Tuesday, September 13, 2005

[182.1] WAKING UP TO A NEW WORLD

Well, not exactly. But I'm waking up to the new, full-colour, all-singing, all-dancing 'Berliner' format Guardian, anyway -- since the much-hyped relaunch 24 hours ago. This is a subject close to my heart (as I've been reading the Graun for 30 years, and crave good print design too), so I couldn't resist waxing about it in an Ekklesia news/commentary piece yesterday on religion and the newspaper doyen of the liberal intellegentsia. Even those who don't know much about twentieth century theological giant Karl Barth may be aware of his famous comment that Christians should face the world with both scripture and sentinel. As Ronald Goetz commented in The Christian Century during the centenary of his birth, in 1986: "The only aspect of Barth’s thinking that changed little during his lifetime was his politics.

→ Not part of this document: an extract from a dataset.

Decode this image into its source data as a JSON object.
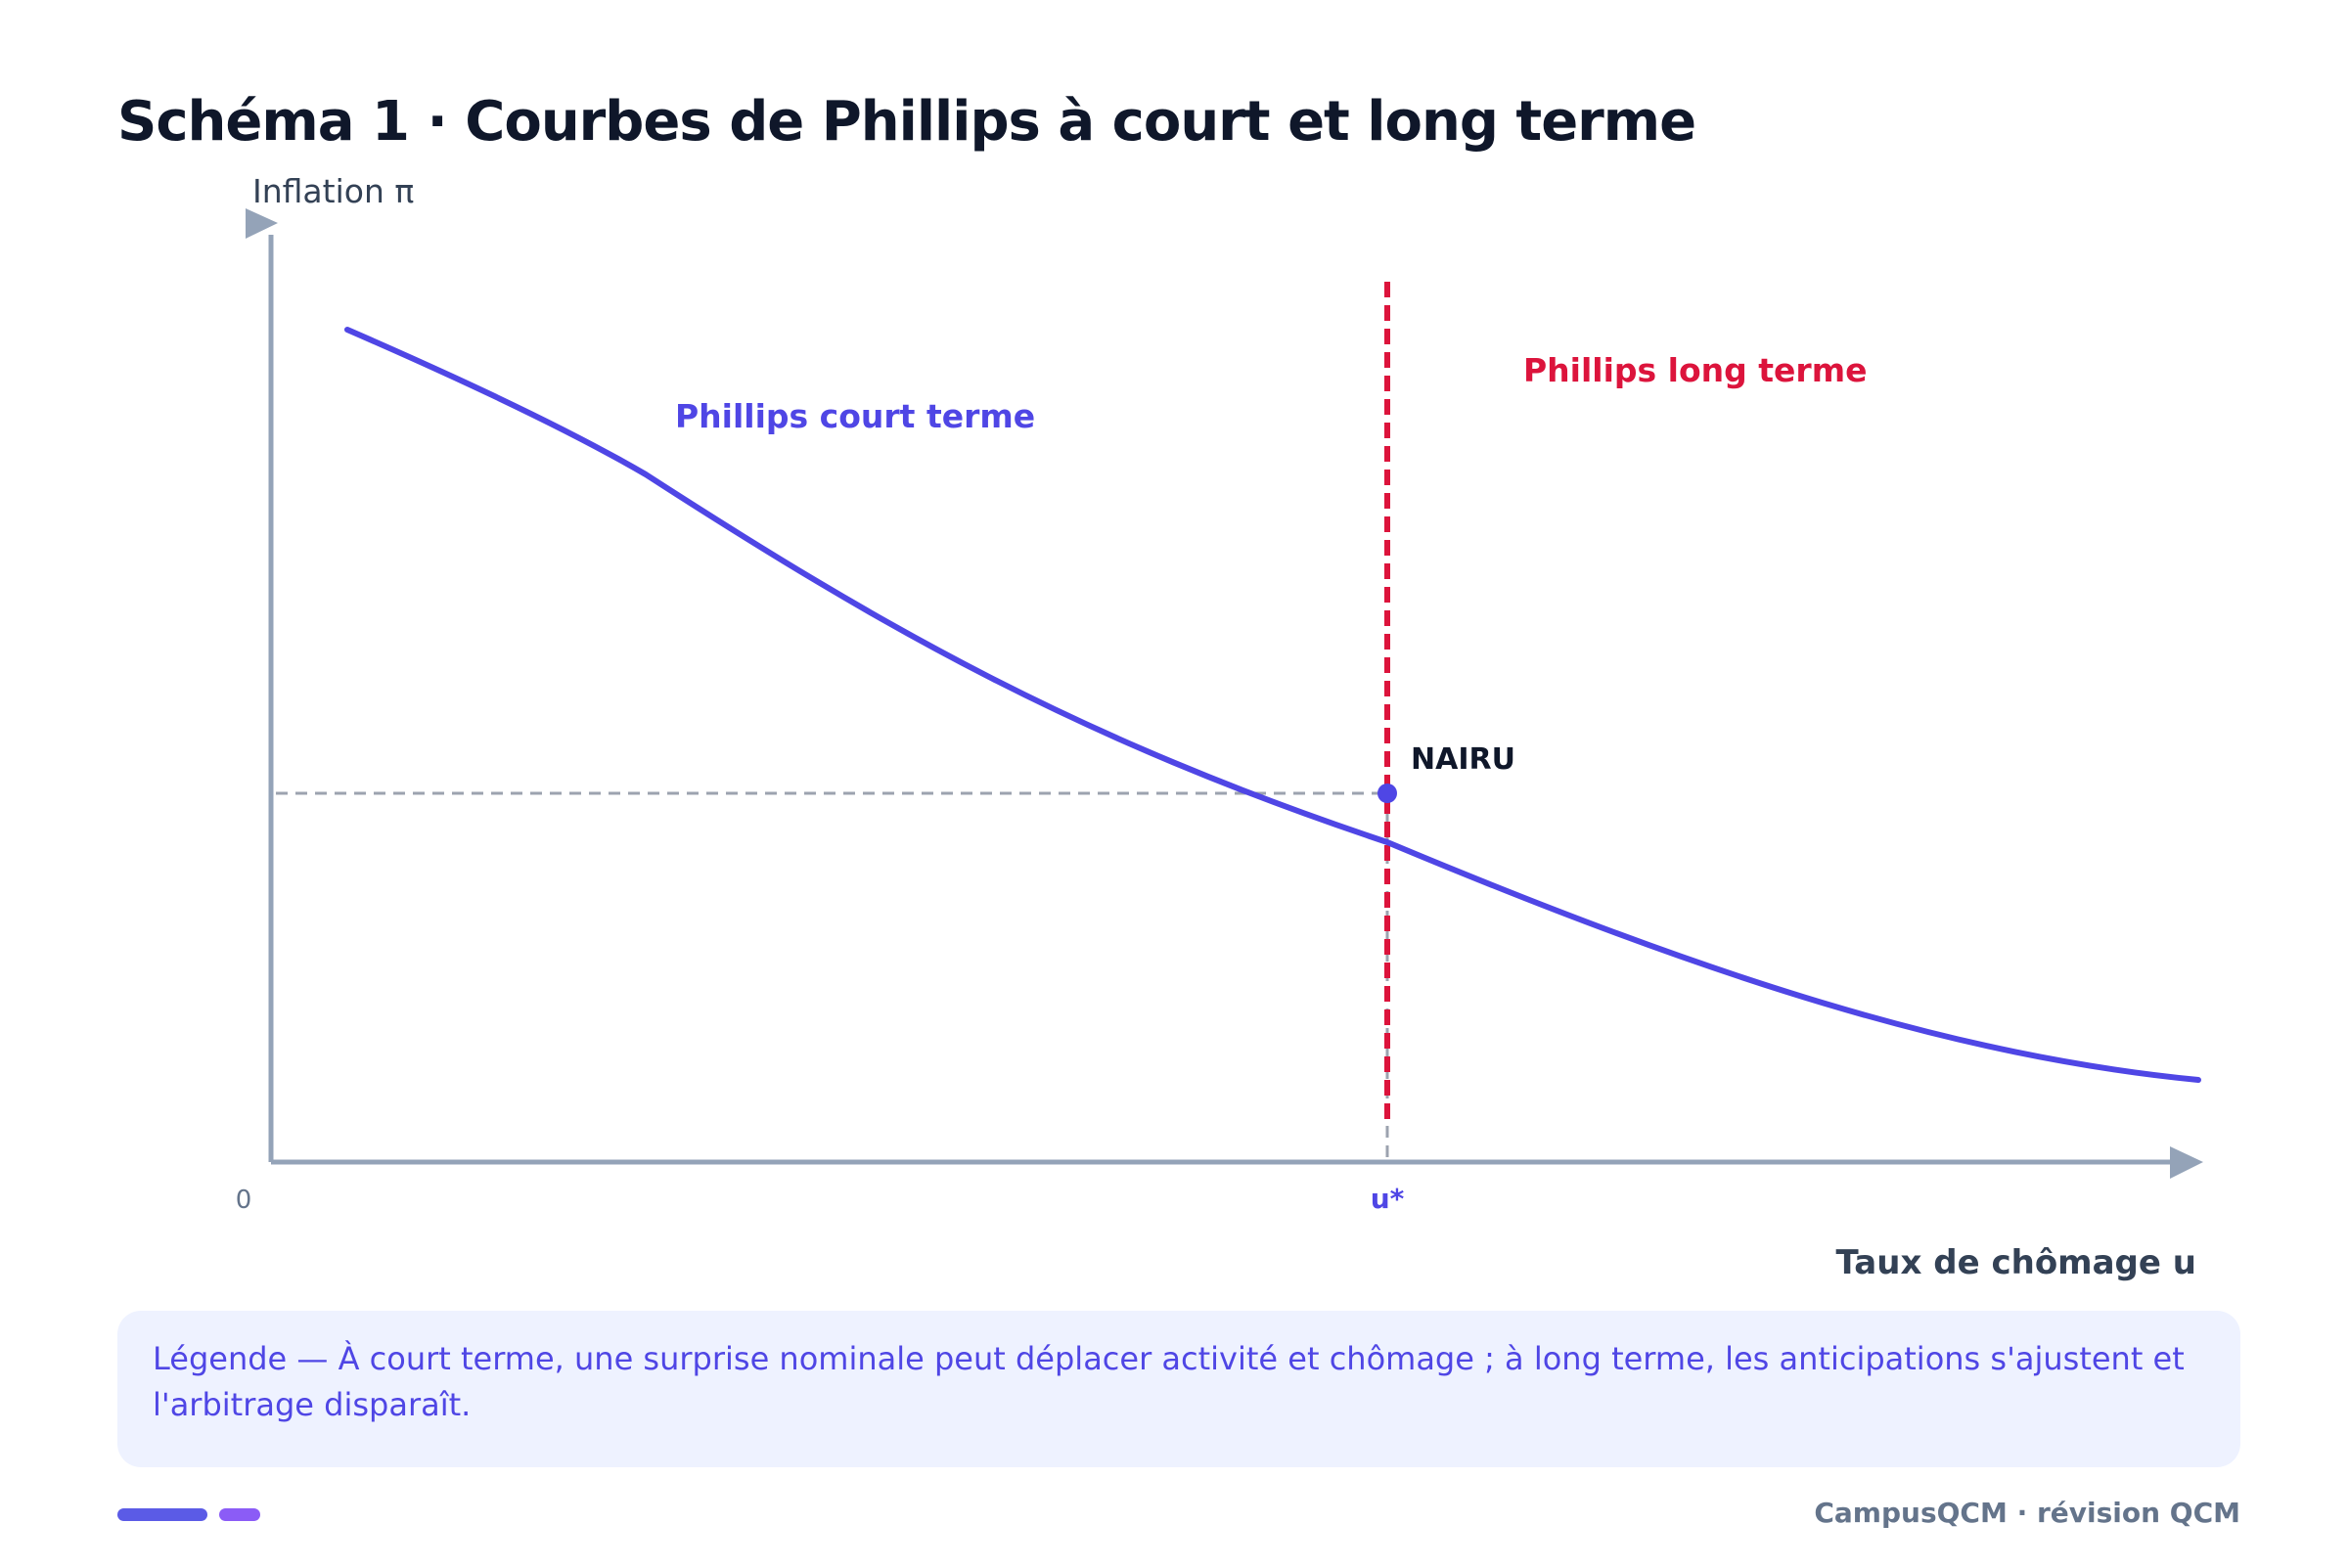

Despite the often-repeated charge that his theology led to political quietism, Barth himself was not quiet. He always insisted that theology had to be done with the Bible in one hand and the newspaper in the other. He was a lifelong socialist and political maverick whose political views elicited much hostility -- first in Nazi Germany, later in anticommunist America, and chronically in his own neutral Switzerland. As he once observed, in politics the radical is probably wrong but has a chance of being right; the conservative is [invariably] wrong [emphasis added]." Which is why, I reckon, the Guardian is usually more usefully wrong than the Telegraph, as well as more frequently right.